13. The method of claim 1, wherein the STK11 and/or KEAP1 gene alterations comprise loss-of-function alterations.
14. The method of claim 1, wherein the disease is cancer.
15. The method of claim 14, wherein the cancer is non-squamous non-small cell lung cancer (NSCLC).
16. The method of claim 1, wherein treatment of the disease comprises treatment with an immune checkpoint inhibitor (ICI).
17. The method of claim 1, wherein treatment of the disease comprises treatment with a KRAS G12C inhibitor.

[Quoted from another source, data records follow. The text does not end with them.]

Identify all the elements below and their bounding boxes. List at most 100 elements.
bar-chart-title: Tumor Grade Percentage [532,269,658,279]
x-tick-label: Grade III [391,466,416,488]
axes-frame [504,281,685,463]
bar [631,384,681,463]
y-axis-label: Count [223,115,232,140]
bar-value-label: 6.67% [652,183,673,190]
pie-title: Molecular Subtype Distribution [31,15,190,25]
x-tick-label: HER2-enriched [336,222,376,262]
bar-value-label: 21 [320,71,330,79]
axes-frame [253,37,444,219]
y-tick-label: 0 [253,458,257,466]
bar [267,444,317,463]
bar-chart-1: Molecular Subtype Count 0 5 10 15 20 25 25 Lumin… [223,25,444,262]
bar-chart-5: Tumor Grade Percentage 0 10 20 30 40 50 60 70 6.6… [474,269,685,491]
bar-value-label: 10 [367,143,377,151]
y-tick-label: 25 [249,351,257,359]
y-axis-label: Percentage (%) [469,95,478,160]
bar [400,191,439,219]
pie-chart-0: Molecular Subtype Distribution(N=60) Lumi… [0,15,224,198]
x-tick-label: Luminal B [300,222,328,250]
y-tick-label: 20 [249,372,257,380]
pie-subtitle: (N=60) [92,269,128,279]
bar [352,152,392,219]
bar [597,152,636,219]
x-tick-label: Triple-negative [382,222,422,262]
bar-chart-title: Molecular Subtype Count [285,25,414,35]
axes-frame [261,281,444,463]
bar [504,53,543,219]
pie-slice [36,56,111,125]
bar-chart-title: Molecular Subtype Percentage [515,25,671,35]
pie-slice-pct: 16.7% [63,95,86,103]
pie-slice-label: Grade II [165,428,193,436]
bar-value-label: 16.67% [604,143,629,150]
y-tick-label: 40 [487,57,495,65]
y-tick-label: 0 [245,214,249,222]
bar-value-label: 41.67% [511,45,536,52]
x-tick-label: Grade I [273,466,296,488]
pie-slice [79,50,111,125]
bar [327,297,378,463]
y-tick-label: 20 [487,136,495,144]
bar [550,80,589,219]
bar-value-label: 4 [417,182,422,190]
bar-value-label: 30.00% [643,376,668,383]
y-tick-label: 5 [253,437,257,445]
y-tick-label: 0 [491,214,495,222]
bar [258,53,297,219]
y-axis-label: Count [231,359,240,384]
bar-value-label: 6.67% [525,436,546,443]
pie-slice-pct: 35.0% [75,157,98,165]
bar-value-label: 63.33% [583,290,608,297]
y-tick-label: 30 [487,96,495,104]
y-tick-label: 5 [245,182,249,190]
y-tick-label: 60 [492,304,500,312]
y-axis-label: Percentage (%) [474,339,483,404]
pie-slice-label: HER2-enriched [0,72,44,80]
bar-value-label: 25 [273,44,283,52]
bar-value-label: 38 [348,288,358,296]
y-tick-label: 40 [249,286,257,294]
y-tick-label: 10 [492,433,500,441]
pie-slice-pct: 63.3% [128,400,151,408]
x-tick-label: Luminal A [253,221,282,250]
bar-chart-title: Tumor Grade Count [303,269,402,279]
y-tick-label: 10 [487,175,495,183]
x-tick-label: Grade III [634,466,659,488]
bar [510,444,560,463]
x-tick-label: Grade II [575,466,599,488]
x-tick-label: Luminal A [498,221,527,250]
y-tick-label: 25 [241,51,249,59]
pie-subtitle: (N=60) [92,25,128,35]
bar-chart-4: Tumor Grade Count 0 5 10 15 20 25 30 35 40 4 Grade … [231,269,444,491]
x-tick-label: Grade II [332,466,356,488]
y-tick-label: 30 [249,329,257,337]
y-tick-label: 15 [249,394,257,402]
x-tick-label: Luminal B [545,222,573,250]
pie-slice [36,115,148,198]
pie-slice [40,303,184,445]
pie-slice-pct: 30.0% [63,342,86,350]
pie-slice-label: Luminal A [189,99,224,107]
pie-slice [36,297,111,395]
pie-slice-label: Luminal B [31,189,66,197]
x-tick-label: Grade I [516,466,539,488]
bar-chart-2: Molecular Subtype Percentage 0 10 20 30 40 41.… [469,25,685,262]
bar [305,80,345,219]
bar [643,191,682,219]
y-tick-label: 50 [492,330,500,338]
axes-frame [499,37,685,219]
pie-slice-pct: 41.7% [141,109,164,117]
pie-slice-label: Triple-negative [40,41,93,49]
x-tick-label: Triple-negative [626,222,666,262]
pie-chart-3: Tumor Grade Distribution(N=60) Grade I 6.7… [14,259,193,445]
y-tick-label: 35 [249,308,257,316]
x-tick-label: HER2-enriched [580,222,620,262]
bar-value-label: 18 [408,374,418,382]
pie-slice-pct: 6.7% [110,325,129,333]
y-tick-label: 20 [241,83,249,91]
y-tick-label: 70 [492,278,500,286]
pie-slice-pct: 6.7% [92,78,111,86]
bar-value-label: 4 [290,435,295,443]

18. The method of claim 1, further comprising: (i) identifying the subject for treatment of a disease, (ii) predicting a prognosis for the subject, (iii) selecting a treatment for the subject, (iv) treating the subject, (v) adjusting a treatment dose for the subject, (vi) identifying the subject for inclusion in a clinical trial, or (vii) monitoring the disease progression or recurrence in the subject, based on the detection of a co-alteration of the KRAS gene and at least one of the STK11 and/or KEAP1 genes.
19. A system comprising:
one or more processors; and
a memory communicatively coupled to the one or more processors and configured to store instructions that, when executed by the one or more processors, cause the system to:
receive sequence read data for a plurality of sequence reads derived from a sample from a subject;
detect a KRAS gene alteration in the sample from the subject based on the sequence read data;
detect at least one of a STK11 gene alteration or a KEAP1 gene alteration in the sample from the subject based on the sequence read data; and
diagnose or confirm a diagnosis of disease in the subject based on the detection of a co-alteration of the KRAS gene and at least one of the STK11 and/or KEAP1 genes.